Laura Plummer jailed for three years for smuggling drugs into Egypt

Family of 33-year-old Hull woman say she brought 290 tramadol tablets into country for husband to use for bad back

Laura Plummer was arrested in October after the tablets were found in her suitcase. Photograph: Family handout/PA

A shop assistant from Hull has been sentenced to three years in an Egyptian jail after she was convicted of smuggling drugs into Egypt.

Laura Plummer, 33, has already been detained for nearly three months after she was arrested on suspicion of trafficking drugs at Hurghada international airport on the Red Sea coast, by customs officers who found 290 tramadol tablets in her luggage.

Tramadol, a highly potent synthetic opioid, is a controlled substance in Egypt, meaning it can only be prescribed by medical professionals, but it is often obtained illegally and is said to be the country’s most abused drug.



“Three years. I can’t believe it. We are devastated,” Plummer’s sister, Rachel Plummer, told the Guardian, adding: “We had all the evidence showing her innocence.”

Plummer’s family said her partner, Omar Caboo, had previously presented medical records that they said proved he suffered from long-term back problems requiring pain medication.

Asked whether she felt confident that the British government would be able to help free her sister now she had been sentenced, Rachel said she was not hopeful. “They would have done so by now, surely?” she said.

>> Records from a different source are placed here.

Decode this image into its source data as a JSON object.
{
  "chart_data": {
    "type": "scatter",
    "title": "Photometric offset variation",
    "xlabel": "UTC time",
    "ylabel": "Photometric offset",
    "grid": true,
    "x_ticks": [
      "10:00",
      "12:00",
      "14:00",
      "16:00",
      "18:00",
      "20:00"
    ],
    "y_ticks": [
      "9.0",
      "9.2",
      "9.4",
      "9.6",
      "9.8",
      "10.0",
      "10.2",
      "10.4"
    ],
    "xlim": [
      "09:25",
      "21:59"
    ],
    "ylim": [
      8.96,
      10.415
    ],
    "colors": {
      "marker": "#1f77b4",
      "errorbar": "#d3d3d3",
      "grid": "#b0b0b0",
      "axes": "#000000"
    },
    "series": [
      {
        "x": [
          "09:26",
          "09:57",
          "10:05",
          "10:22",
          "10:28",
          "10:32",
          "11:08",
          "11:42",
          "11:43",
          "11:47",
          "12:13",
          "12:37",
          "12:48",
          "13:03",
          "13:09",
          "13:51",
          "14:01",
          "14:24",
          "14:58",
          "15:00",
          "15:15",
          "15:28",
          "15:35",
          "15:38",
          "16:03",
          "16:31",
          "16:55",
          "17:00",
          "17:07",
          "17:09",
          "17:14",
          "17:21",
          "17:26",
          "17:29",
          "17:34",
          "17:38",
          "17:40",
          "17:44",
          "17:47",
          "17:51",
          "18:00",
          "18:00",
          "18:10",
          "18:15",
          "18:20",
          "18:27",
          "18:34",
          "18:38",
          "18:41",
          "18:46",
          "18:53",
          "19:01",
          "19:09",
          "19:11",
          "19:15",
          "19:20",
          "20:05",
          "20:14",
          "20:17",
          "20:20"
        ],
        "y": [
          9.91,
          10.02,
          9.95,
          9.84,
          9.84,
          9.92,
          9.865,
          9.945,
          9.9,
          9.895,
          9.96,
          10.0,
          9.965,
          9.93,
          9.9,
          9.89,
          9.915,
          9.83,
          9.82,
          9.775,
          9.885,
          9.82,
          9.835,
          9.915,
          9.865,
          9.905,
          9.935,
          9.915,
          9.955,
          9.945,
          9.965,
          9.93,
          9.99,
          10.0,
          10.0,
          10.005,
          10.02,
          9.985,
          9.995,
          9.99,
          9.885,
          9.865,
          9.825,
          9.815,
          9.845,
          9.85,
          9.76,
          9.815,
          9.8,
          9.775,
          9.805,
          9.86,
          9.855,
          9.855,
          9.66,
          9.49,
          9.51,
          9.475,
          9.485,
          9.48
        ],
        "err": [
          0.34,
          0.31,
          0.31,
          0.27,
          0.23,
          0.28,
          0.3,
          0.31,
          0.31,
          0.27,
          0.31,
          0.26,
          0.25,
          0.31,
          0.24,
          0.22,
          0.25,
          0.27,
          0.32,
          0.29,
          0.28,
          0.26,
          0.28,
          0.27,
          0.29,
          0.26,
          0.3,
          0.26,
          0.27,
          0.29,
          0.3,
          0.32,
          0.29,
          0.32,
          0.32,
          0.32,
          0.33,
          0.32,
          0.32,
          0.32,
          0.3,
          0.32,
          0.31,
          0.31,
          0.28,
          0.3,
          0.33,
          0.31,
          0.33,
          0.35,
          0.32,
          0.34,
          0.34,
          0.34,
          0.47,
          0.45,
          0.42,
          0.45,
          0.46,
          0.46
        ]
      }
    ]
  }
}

Rachel added that she was rushing to visit her sister in Egypt as soon as possible. “I can’t believe this is happening. It’s so unfair,” she said.

British diplomats have felt unable to intervene until after Plummer’s sentencing. However, the foreign secretary, Boris Johnson, had assured Plummer’s MP, Karl Turner, that he would continue to do everything he could to help Plummer and her family.

In a statement on Tuesday, Turner called Plummer’s sentence a “massive blow” to her family. He said it was clear that the “decent, honest and hard-working Hull woman” was not a drug trafficker and would not have understood the dangers of taking the substance into the country.

“Now that the judicial process has completed I have no doubt that Foreign Office ministers will be making representations to their Egyptian ministerial counterparts to see what can be done to bring this shocking saga to an end,” he said. “Laura’s defence team are currently considering whether they should appeal and they have 60 days to lodge that appeal. I’m hoping good sense will finally prevail.”

Plummer’s lawyer, Mohamed Osman, confirmed the sentence to the Guardian on Tuesday morning. He has argued that Plummer did not traffic the tramadol but brought it in for her partner’s use.

The sentencing comes a day after proceedings were postponed because a mistaken translation caused the judge to believe Plummer had confessed to trafficking the opioid painkiller.

Plummer was first arrested on 9 October after a scan of her bags revealed she was carrying a large supply of tramadol. She was later forced to sign a 38-page confession document in Arabic, which she does not read or understand.

Her family has said Plummer had no idea that what she doing was illegal and was just “daft”.

They said she did not try to hide the medicine, which she had been given by a friend, and she thought it was a joke when she was pulled over by officials after arriving for a holiday with Caboo, to whom she has been married for 18 months and whom she visits several times a year.



Tramadol is the most abused drug in Egypt, according to a minister, and authorities have staged a crackdown in recent years to prevent widespread misuse. The synthetic is often obtained illegally and used as a heroin substitute.

Egypt’s drug control fund, which has a free helpline, received more calls about tramadol than any other drug in August, according to Ghada Wali, the minister for social solidarity. It received 48,000 calls between January and June for issues regarding the drug.